ProfitBricks has decided to skip the incremental cloud computing price cuts seen at leading players, and slash its pricing in half in a bid to make itself the clear price performance leader in the Infrastructure as a Service (IaaS) sector. The company was already competitively priced, so this means instance prices are roughly 50 percent lower than major cloud providers like Amazon Web Services and Rackspace.
“Cloud computing pricing is inflated,” said Andreas Gauger, co-founder of ProfitBricks. “The industry didn’t adjust the price according to the savings that they actually have in their costs. There’s talk of a price war going on, but the truth is the pricing is high, the margins are high.”
“We are cutting our pricing of cores and RAM in half,” Gauger said. “It makes us the price performance leader in the space.”
Is this really a drastic move, or is ProfitBricks just keeping the other cloud providers honest? At the very least, it may put ProfitBricks on the map for cost-conscious cloud consumers, and raise ProfitBricks’ profile in the cloud business. Gauger indicates that the company’s margins were high, and that margins have been adjusting slower than the cost. “The new pricing is roughly the same as the gross margin in 2011,” he said.
A Page From the 1&1 Playbook?
Gauger and the founding team of Profitbricks previously co-founded shared hosting provider 1&1 Internet, which reveals a bit of the strategy behind the tactic. 1&1 Internet is a mass market/shared hosting juggernaut that was very aggressive during the hosting pricing wars several years ago. 1&1’s pricing undercut the competition, and it worked out for them. However, there weren’t very many winners during the hosting pricing wars, with several providers struggling, folding, or being gobbled up in a consolidation play.
Part of the reason the aggressive pricing worked for 1&1 was the sheer scale of the company. It could put pressure on its pricing and rely on the longtail. The truth is that, as with cloud, the profit margins are really good on shared hosting
Profitbricks will now be 45 percent to 66 percent less expensive than Amazon EC2, and 43 percent to 80 percent cheaper than Rackspace cloud instances. ProfitBricks doesn’t offer reserved instances, an Amazon feature that can slash cloud costs to even lower levels.
Profitbricks is seen as a premium cloud, offering beefy hardware, an ultra-fast Infiniband network and a strong focus on a user-friendly management interface. ProfitBricks released a benchmark study from Cloud Spectator indicating its cloud runs at speeds twice that of Amazon Web Services and other major vendors.

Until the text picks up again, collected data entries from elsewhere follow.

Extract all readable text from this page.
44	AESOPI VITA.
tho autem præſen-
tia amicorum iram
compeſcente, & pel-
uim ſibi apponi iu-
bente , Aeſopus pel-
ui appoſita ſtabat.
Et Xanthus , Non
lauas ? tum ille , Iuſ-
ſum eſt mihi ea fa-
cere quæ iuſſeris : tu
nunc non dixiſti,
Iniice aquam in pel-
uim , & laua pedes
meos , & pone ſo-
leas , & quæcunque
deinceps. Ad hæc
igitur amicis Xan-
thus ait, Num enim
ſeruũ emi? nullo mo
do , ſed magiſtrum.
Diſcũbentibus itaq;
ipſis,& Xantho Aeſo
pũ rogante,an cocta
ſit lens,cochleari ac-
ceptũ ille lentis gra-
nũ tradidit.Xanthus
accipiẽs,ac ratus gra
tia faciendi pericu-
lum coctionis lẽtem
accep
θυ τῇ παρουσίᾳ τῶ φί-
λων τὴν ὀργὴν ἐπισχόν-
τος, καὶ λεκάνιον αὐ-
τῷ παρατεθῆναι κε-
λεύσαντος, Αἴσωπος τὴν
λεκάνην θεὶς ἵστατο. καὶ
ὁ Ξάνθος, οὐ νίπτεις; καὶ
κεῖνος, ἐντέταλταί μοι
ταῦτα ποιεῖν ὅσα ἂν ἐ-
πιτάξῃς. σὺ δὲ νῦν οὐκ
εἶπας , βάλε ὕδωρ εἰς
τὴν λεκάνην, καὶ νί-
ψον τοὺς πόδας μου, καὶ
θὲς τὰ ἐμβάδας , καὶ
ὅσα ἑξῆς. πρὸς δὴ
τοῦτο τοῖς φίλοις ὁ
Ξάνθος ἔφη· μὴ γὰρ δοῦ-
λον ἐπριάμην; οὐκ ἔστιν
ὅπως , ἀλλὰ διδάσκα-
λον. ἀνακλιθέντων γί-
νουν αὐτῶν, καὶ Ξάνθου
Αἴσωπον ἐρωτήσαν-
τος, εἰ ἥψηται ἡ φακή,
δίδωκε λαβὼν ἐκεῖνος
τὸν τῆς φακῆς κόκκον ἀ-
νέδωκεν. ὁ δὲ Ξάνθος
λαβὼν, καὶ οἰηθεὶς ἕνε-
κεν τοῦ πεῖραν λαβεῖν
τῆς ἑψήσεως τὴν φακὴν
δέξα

“We’re twice as fast and half as expensive,” said Gauger.
Doubling Capacity in U.S.
Profitbricks also disclosed that it is doubling capacity in the U.S. and Germany. The company houses its U.S> infrastructure at the SuperNAP in Las Vegas, so this announcement doubles as a win for them.
Today’s pricing move will no doubt rekindle talks of commoditization of cloud. Based on Amazon’s public pricing, ProfitBricks customers save at least 45 percent in a one-to-one comparison. For example, an Amazon M1 Medium instance with 1 core, 3.75GB of RAM and 250GB of block storage is $0.155 per hour or $111.40 per month. A similar instance on ProfitBricks costs $0.0856 per hour or $61.65 per month.
While the company was founded in 2010, its founders have been at the hosting and cloud game for many years, previously raising 1&1 to a top competitor. HP veteran Pete Johnson joined the Profitbricks team earlier this year. Johnson led HP’s enterprise efforts and was a founding member of HP’s public cloud team.
A typical event in the cloud world these past few years is that a market leader like Amazon shaves a few pennies off its price and the rest of the competitors either follow suit, or note that they’re already cheaper. Profitbricks has skipped a few chapters ahead here.
“It’s shadow boxing,” said Gauger. (The price cuts) are going too slowly. We have to speed it up.”
The pricing will likely be attractive to CIOs and CTOs trying to justify the cost savings during this upcoming budget season. “It’s always surprised me that companies can outgrow the public cloud,” said Gauger. “There is no real reason for that to happen other than price, and now we’ve removed that barrier as well.”